Human patterns of culture are not always quite as fragile as sand mandalas or hard-drive configurations, as the different cultural responses to natural or political-military disasters around the world show us. But they are subject to merging and changing, and to redefinitions that are as easily created but hard to channel as flowing liquid or flowing sand would be—hence the persistence of these particular metaphors for social or cultural processes.

Sometimes the solid objects that come to symbolize cultures are surprisingly artificial concretions of patterns that have assembled themselves more—no, not “more organically,” but collectively without the particular awareness of most individuals or the overarching conscious intent of administrators.
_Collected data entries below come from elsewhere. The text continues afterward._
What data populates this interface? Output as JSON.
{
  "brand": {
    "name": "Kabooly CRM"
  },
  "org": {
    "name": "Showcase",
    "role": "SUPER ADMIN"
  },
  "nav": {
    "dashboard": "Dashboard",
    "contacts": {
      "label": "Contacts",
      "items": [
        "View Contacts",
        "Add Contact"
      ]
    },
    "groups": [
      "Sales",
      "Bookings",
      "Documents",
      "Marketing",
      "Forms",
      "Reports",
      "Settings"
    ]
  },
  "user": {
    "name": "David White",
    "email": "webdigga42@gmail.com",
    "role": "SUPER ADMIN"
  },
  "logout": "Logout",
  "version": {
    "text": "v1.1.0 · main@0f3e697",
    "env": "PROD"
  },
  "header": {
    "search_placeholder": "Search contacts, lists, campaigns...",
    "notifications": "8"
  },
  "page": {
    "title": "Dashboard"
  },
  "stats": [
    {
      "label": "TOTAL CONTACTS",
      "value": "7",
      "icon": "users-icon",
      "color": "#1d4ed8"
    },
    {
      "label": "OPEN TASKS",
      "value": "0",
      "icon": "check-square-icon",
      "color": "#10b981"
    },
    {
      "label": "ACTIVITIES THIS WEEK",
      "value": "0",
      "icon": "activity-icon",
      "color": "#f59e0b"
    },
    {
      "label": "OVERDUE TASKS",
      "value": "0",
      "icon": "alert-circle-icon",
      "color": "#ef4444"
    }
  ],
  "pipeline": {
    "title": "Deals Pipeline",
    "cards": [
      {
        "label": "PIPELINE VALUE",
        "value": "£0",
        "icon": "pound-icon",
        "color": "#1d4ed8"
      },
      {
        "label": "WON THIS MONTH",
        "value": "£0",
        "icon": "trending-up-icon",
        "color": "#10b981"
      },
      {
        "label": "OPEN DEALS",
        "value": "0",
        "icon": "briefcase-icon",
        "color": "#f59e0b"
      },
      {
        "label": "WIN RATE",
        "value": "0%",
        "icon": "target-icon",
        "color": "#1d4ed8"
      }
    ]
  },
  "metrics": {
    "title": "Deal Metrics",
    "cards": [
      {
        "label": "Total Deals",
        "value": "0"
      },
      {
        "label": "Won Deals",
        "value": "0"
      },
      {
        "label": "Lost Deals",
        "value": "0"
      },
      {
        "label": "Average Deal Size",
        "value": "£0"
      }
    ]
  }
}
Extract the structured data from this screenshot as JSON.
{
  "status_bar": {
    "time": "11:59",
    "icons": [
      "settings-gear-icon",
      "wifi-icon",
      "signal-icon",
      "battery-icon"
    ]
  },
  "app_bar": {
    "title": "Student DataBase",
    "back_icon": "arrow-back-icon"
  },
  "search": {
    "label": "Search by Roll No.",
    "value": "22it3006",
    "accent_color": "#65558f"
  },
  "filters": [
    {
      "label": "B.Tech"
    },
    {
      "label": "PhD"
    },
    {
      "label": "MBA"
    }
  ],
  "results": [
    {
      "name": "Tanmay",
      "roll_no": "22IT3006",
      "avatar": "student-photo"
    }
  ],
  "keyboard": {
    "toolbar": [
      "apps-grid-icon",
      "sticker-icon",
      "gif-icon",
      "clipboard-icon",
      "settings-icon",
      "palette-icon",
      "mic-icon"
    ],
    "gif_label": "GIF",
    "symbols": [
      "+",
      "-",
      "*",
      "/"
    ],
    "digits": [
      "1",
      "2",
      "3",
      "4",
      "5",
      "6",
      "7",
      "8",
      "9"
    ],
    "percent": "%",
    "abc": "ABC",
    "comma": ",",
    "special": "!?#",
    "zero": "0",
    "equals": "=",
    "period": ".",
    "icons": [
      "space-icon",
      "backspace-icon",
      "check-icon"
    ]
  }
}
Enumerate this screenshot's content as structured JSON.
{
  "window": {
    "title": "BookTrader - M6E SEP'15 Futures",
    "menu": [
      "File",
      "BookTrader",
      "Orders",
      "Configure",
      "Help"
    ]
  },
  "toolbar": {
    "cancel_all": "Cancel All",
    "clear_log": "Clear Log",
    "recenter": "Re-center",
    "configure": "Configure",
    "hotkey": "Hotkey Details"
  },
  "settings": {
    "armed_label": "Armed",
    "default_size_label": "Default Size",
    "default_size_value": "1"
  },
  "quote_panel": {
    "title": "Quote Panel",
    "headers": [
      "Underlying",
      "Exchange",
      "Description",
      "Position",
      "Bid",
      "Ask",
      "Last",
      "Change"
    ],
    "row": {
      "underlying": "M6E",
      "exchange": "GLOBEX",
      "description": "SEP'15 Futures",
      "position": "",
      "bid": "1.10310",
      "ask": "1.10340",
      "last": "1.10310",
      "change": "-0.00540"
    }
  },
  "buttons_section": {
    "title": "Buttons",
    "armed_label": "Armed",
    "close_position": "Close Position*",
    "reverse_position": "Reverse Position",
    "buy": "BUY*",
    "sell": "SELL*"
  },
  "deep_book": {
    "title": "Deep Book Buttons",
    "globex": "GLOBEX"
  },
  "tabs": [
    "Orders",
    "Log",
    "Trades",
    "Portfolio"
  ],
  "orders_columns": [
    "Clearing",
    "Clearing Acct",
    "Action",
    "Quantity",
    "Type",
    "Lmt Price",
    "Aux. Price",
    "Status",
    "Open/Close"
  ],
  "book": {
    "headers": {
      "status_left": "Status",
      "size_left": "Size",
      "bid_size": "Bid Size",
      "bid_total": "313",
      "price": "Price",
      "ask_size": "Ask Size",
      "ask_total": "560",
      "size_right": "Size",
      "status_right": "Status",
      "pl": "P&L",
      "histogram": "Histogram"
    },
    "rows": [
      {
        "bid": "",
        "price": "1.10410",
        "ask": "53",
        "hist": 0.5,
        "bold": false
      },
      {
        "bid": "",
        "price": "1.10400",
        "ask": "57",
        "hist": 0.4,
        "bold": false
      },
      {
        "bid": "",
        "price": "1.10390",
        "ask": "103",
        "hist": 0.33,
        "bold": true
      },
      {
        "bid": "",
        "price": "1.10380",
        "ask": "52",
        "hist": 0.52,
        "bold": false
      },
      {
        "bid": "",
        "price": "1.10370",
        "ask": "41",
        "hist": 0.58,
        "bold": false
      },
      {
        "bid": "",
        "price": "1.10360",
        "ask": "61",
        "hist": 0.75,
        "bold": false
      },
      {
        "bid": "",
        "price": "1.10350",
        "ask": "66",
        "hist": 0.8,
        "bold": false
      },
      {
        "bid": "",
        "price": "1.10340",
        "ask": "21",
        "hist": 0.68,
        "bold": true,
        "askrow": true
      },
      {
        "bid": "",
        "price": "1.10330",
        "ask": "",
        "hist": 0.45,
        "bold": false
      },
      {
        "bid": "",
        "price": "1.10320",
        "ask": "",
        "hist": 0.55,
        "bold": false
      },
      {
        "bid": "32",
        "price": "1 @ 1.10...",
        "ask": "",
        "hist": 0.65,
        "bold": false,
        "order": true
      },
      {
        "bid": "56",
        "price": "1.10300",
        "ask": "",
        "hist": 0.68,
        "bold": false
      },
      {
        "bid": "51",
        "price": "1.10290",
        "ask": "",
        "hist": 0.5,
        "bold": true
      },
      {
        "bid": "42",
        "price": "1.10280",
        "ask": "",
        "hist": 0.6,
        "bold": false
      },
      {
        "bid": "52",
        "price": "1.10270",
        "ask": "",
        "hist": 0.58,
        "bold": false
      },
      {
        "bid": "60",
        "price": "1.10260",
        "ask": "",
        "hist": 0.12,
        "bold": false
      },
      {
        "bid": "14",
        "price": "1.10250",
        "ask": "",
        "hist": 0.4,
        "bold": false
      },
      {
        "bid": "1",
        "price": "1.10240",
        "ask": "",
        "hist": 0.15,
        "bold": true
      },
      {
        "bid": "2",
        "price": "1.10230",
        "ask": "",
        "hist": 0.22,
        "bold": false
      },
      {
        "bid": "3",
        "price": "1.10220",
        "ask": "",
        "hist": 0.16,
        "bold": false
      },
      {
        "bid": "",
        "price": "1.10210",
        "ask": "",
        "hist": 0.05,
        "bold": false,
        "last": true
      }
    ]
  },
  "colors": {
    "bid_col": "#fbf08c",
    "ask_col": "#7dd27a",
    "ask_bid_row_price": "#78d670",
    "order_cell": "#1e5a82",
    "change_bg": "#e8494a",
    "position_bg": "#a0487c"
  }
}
The patterns can pass out of existence just as readily through the similar life decisions or life circumstances of the individuals who compose a society, and it is bizarre to notice the moments at which these shifting circumstances are expressed in governmentally approved images and objects that take on histories of their own. The Great Mosque of Djenné embodies authentic Sahelo-Sudanese architecture, but the current one was created in the early twentieth century by a French architect as an expression of how French colonial authorities wished to synthesize West African cultural expressions, partly for administrative purposes and partly to satisfy the wishes of local populations. The town hall of Munich that appears at first glance to be the most authentic medieval building in Germany was built about ten years before the Great Mosque of Djenné, expressing the complicated cultural and political situation of the 1890s in its conscious construction of a quintessential visual metaphor of an entire culture. Such a seemingly solid and unambiguous object takes on shifting meanings as the culture and political landscape around it shifts and flows. The building remains, as a material object; its place and use in the cultural matrix changes dramatically as the invisible institutions and individual psychologies around it change and are changed.